When the same bitcode object file is given multiple times from the Command-line as lazy object file, empty index is generated which overwrites the one from thinlink. This could cause undefined symbols during final link.

Diff Detail

Event Timeline

weiwang created this revision.Sep 12 2022, 5:36 PM
Herald added a project: Restricted Project. · View Herald Transcript
Herald added subscribers: ormris, hoy, wenlei and 6 others. · View Herald Transcript
weiwang requested review of this revision.Sep 12 2022, 5:36 PM
Herald added a project: Restricted Project. · View Herald TranscriptSep 12 2022, 5:36 PM
weiwang edited the summary of this revision. (Show Details)Sep 12 2022, 5:42 PM
weiwang added a reviewer: tejohnson.
MaskRay added inline comments.Sep 12 2022, 6:04 PM
lld/ELF/LTO.cpp
293

DenseMap<StringRef>

lld/test/ELF/lto/thinlto-index-only.ll
51

Don't repeat the comments. You can place the RUN lines immediately after the last block.

weiwang updated this revision to Diff 459644.Sep 12 2022, 9:54 PM

address comments

weiwang marked 2 inline comments as done.Sep 12 2022, 9:54 PM

For Bazel like build systems, it seems weird to have one object file in two modes, lazy and non-lazy. Do you know why it happens for your build system?
I think the change will improve robustness of lld's distributed ThinLTO usage so we probably need to make the change.

For Bazel like build systems, it seems weird to have one object file in two modes, lazy and non-lazy. Do you know why it happens for your build system?
I think the change will improve robustness of lld's distributed ThinLTO usage so we probably need to make the change.

We've seen the case of 2 same lazy objects in buck, and the cause for that is still a mystery to us. @christylee may know more.

I listed the case of lazy and non-lazy just for the sake of test coverage.

MaskRay accepted this revision.Sep 13 2022, 12:06 PM

LGTM.

This revision is now accepted and ready to land.Sep 13 2022, 12:06 PM

For Bazel like build systems, it seems weird to have one object file in two modes, lazy and non-lazy.

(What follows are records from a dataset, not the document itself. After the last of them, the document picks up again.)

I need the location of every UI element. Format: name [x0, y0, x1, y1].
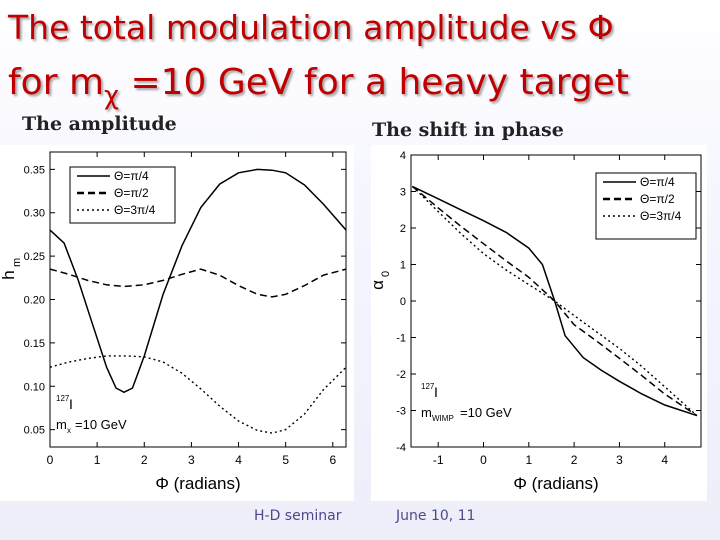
y-tick-label: 0.20: [24, 295, 45, 307]
annotation-isotope-symbol: I: [434, 384, 438, 400]
x-tick-label: 6: [329, 453, 336, 467]
y-tick-label: -2: [396, 369, 406, 381]
y-tick-label: 0: [400, 296, 406, 308]
series-line-dashed: [411, 185, 698, 417]
y-axis-label-subscript: m: [11, 258, 23, 267]
annotation-isotope-mass: 127: [421, 382, 435, 391]
amplitude-chart-panel: 0 1 2 3 4 5 6 0.05 0.10 0.15 0.20 0.25 0.30 0.35 Θ=π/4…: [0, 145, 354, 501]
y-tick-label: 0.05: [24, 425, 45, 437]
y-tick-label: 1: [400, 260, 406, 272]
annotation-mass-symbol: m: [56, 417, 67, 432]
title-line-2-prefix: for m: [8, 62, 105, 103]
y-axis-label: α0: [368, 271, 392, 290]
annotation-isotope-symbol: I: [69, 396, 73, 412]
y-tick-label: 0.30: [24, 208, 45, 220]
legend-label: Θ=π/2: [114, 186, 149, 200]
footer-date: June 10, 11: [396, 508, 476, 524]
y-axis-label: hm: [0, 258, 23, 280]
y-axis-label-main: h: [0, 270, 18, 279]
x-tick-label: 2: [141, 453, 148, 467]
x-axis-label: Φ (radians): [513, 474, 598, 493]
annotation-mass-value: =10 GeV: [75, 417, 127, 432]
series-line-solid: [49, 168, 347, 394]
legend-label: Θ=π/4: [640, 175, 675, 189]
annotation-mass-symbol: m: [421, 405, 432, 420]
caption-phase-shift: The shift in phase: [372, 119, 564, 141]
y-tick-label: -4: [396, 442, 406, 454]
legend-label: Θ=3π/4: [114, 203, 156, 217]
title-line-2-subscript: χ: [104, 81, 120, 111]
x-tick-label: 1: [525, 453, 532, 467]
annotation-mass-subscript: x: [67, 426, 71, 435]
x-tick-label: 4: [235, 453, 242, 467]
x-tick-label: 4: [661, 453, 668, 467]
x-tick-label: 0: [47, 453, 54, 467]
x-tick-label: 3: [616, 453, 623, 467]
y-tick-label: 2: [400, 223, 406, 235]
caption-amplitude: The amplitude: [22, 113, 177, 135]
y-tick-label: 3: [400, 187, 406, 199]
footer-seminar: H-D seminar: [254, 508, 342, 524]
y-tick-label: 0.15: [24, 338, 45, 350]
series-line-dotted: [49, 355, 347, 434]
y-axis-label-subscript: 0: [380, 271, 392, 277]
series-line-dashed: [49, 268, 347, 298]
slide-title-line-1: The total modulation amplitude vs Φ: [8, 8, 614, 47]
x-tick-label: 0: [480, 453, 487, 467]
legend-label: Θ=π/2: [640, 192, 675, 206]
phase-shift-chart: -1 0 1 2 3 4 -4 -3 -2 -1 0 1 2 3 4 Θ=π/4 Θ=π/2 Θ=3π/4 Φ (r…: [368, 150, 702, 493]
phase-chart-panel: -1 0 1 2 3 4 -4 -3 -2 -1 0 1 2 3 4 Θ=π/4 Θ=π/2 Θ=3π/4 Φ (r…: [368, 145, 707, 501]
annotation-mass-subscript: WIMP: [432, 414, 454, 423]
legend-box: [595, 172, 697, 240]
legend-label: Θ=π/4: [114, 169, 149, 183]
legend-label: Θ=3π/4: [640, 209, 682, 223]
annotation-isotope-mass: 127: [56, 394, 70, 403]
y-tick-label: -1: [396, 333, 406, 345]
title-line-2-suffix: =10 GeV for a heavy target: [119, 62, 630, 103]
x-tick-label: 3: [188, 453, 195, 467]
slide-title-line-2: for mχ =10 GeV for a heavy target: [8, 62, 629, 111]
x-tick-label: -1: [433, 453, 444, 467]
annotation-mass-value: =10 GeV: [460, 405, 512, 420]
y-tick-label: 0.10: [24, 381, 45, 393]
y-tick-label: -3: [396, 406, 406, 418]
x-tick-label: 5: [282, 453, 289, 467]
x-axis-label: Φ (radians): [155, 474, 240, 493]
y-axis-label-main: α: [371, 280, 387, 290]
x-tick-label: 2: [571, 453, 578, 467]
y-tick-label: 0.25: [24, 251, 45, 263]
y-tick-label: 4: [400, 150, 406, 162]
amplitude-chart: 0 1 2 3 4 5 6 0.05 0.10 0.15 0.20 0.25 0.30 0.35 Θ=π/4…: [0, 151, 347, 493]
y-tick-label: 0.35: [24, 164, 45, 176]
x-tick-label: 1: [94, 453, 101, 467]
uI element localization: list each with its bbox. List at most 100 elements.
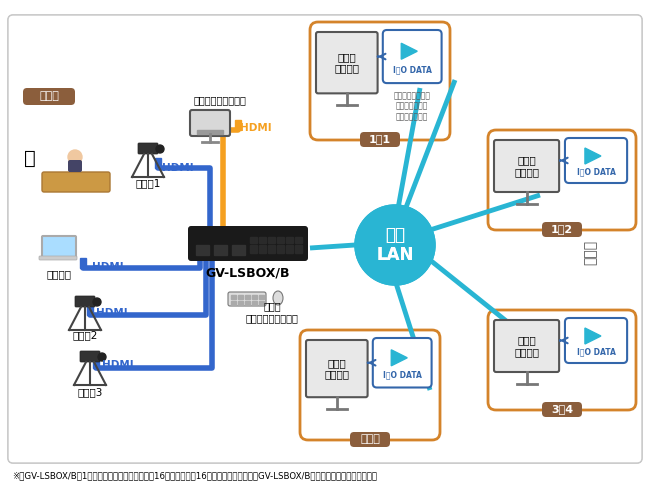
Bar xyxy=(295,245,302,253)
FancyBboxPatch shape xyxy=(494,320,559,372)
Text: ソニー
ブラビア: ソニー ブラビア xyxy=(334,52,359,73)
FancyBboxPatch shape xyxy=(8,15,642,463)
FancyBboxPatch shape xyxy=(228,292,266,306)
FancyBboxPatch shape xyxy=(350,432,390,447)
Text: HDMI: HDMI xyxy=(92,262,124,272)
Text: I・O DATA: I・O DATA xyxy=(577,167,616,176)
Bar xyxy=(155,158,161,168)
Text: カメラ3: カメラ3 xyxy=(77,387,103,397)
FancyBboxPatch shape xyxy=(42,172,110,192)
Text: 3－4: 3－4 xyxy=(551,404,573,414)
Bar xyxy=(277,245,284,253)
Text: ソニー
ブラビア: ソニー ブラビア xyxy=(324,358,349,380)
Text: 1－1: 1－1 xyxy=(369,134,391,144)
FancyBboxPatch shape xyxy=(80,351,100,362)
FancyBboxPatch shape xyxy=(316,32,378,93)
FancyBboxPatch shape xyxy=(542,402,582,417)
Text: ※「GV-LSBOX/B」1台に付き法人向けブラビアは16台接続可能。16台以上接続の場合は「GV-LSBOX/B」は複数台運用となります。: ※「GV-LSBOX/B」1台に付き法人向けブラビアは16台接続可能。16台以上… xyxy=(12,471,377,481)
Text: 校長室: 校長室 xyxy=(39,91,59,101)
Text: 操作用
キーボード・マウス: 操作用 キーボード・マウス xyxy=(246,301,298,323)
Bar xyxy=(250,245,257,253)
FancyBboxPatch shape xyxy=(565,318,627,363)
Text: 🌿: 🌿 xyxy=(24,149,36,168)
Text: I・O DATA: I・O DATA xyxy=(577,347,616,356)
Text: 校内
LAN: 校内 LAN xyxy=(376,226,413,264)
Polygon shape xyxy=(401,43,417,59)
Text: パソコン: パソコン xyxy=(47,269,72,279)
Ellipse shape xyxy=(273,291,283,305)
Circle shape xyxy=(156,145,164,153)
Bar xyxy=(235,120,241,130)
FancyBboxPatch shape xyxy=(310,22,450,140)
FancyBboxPatch shape xyxy=(488,130,636,230)
Bar xyxy=(231,295,236,299)
Bar xyxy=(238,301,243,305)
FancyBboxPatch shape xyxy=(383,30,441,83)
Text: ソニー
ブラビア: ソニー ブラビア xyxy=(514,335,539,357)
Text: I・O DATA: I・O DATA xyxy=(383,371,422,380)
Bar xyxy=(196,245,209,255)
Bar xyxy=(214,245,227,255)
Text: カメラ2: カメラ2 xyxy=(72,330,98,340)
Bar xyxy=(268,245,275,253)
FancyBboxPatch shape xyxy=(488,310,636,410)
Circle shape xyxy=(98,353,106,361)
Bar xyxy=(259,245,266,253)
FancyBboxPatch shape xyxy=(373,338,432,387)
FancyBboxPatch shape xyxy=(42,236,76,258)
FancyBboxPatch shape xyxy=(39,256,77,260)
Text: 職員室: 職員室 xyxy=(360,434,380,444)
FancyBboxPatch shape xyxy=(306,340,368,397)
FancyBboxPatch shape xyxy=(68,160,82,172)
FancyBboxPatch shape xyxy=(360,132,400,147)
Text: HDMI: HDMI xyxy=(102,360,134,370)
Text: ソニー
ブラビア: ソニー ブラビア xyxy=(514,155,539,177)
Bar xyxy=(268,237,275,243)
FancyBboxPatch shape xyxy=(138,143,158,154)
Bar xyxy=(87,305,93,315)
FancyBboxPatch shape xyxy=(75,296,95,307)
Bar xyxy=(259,295,264,299)
Text: HDMI: HDMI xyxy=(240,123,272,133)
FancyBboxPatch shape xyxy=(188,226,308,261)
Bar xyxy=(252,301,257,305)
Bar xyxy=(80,258,86,268)
Text: HDMI: HDMI xyxy=(162,163,194,173)
FancyBboxPatch shape xyxy=(542,222,582,237)
FancyBboxPatch shape xyxy=(8,15,642,463)
Text: HDMI: HDMI xyxy=(96,308,127,318)
Bar xyxy=(286,245,293,253)
FancyBboxPatch shape xyxy=(300,330,440,440)
Bar xyxy=(232,245,245,255)
Text: 配信確認用モニター: 配信確認用モニター xyxy=(194,95,246,105)
Bar xyxy=(259,237,266,243)
FancyBboxPatch shape xyxy=(23,88,75,105)
Text: GV-LSBOX/B: GV-LSBOX/B xyxy=(206,266,291,279)
Bar xyxy=(238,295,243,299)
Text: ・・・: ・・・ xyxy=(583,240,597,264)
Bar xyxy=(93,358,99,368)
Bar xyxy=(252,295,257,299)
Text: ネットワーク配信
映像表ホアプリ
らくらくライブ: ネットワーク配信 映像表ホアプリ らくらくライブ xyxy=(394,91,431,121)
Text: I・O DATA: I・O DATA xyxy=(393,65,432,74)
FancyBboxPatch shape xyxy=(190,110,230,136)
FancyBboxPatch shape xyxy=(565,138,627,183)
Circle shape xyxy=(355,205,435,285)
Text: カメラ1: カメラ1 xyxy=(135,178,161,188)
Polygon shape xyxy=(585,328,601,344)
Circle shape xyxy=(68,150,82,164)
Bar xyxy=(295,237,302,243)
Bar xyxy=(231,301,236,305)
Circle shape xyxy=(355,205,435,285)
Text: 1－2: 1－2 xyxy=(551,224,573,234)
Circle shape xyxy=(93,298,101,306)
Polygon shape xyxy=(391,350,408,366)
Bar xyxy=(277,237,284,243)
Bar xyxy=(197,130,223,134)
Bar xyxy=(259,301,264,305)
Polygon shape xyxy=(585,148,601,164)
Text: 校内
LAN: 校内 LAN xyxy=(376,226,413,264)
Bar xyxy=(245,295,250,299)
Bar xyxy=(250,237,257,243)
FancyBboxPatch shape xyxy=(494,140,559,192)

Do you know why it happens for your build system?
I think the change will improve robustness of lld's distributed ThinLTO usage so we probably need to make the change.

We've seen the case of 2 same lazy objects in buck, and the cause for that is still a mystery to us. @christylee may know more.

Such a build system usually deduplicates linker input. I have seen duplicate archives but they are -lc, -lc++, etc, not from cc_library like targets.
Technically with linker scripts INPUT and GROUP an archive can be referenced by two cc_library, but that's a very rare case usually implying a user mistake but I feel the linker can guard against it, which will also help traditional build systems which don't do a great job deduplicating input.

I listed the case of lazy and non-lazy just for the sake of test coverage.

For Bazel like build systems, it seems weird to have one object file in two modes, lazy and non-lazy. Do you know why it happens for your build system?
I think the change will improve robustness of lld's distributed ThinLTO usage so we probably need to make the change.

We've seen the case of 2 same lazy objects in buck, and the cause for that is still a mystery to us. @christylee may know more.

Such a build system usually deduplicates linker input. I have seen duplicate archives but they are -lc, -lc++, etc, not from cc_library like targets.
Technically with linker scripts INPUT and GROUP an archive can be referenced by two cc_library, but that's a very rare case usually implying a user mistake but I feel the linker can guard against it, which will also help traditional build systems which don't do a great job deduplicating input.

We've seen two cases:

  1. Older rust compilers will duplicate transitive dependencies, including C++ dependencies.
  2. Third-party prebuilt libraries that are wrapped with --start-group/--end-group and can be referenced by multiple cc_library. This is technically a user error but it's very hard to debug.

I listed the case of lazy and non-lazy just for the sake of test coverage.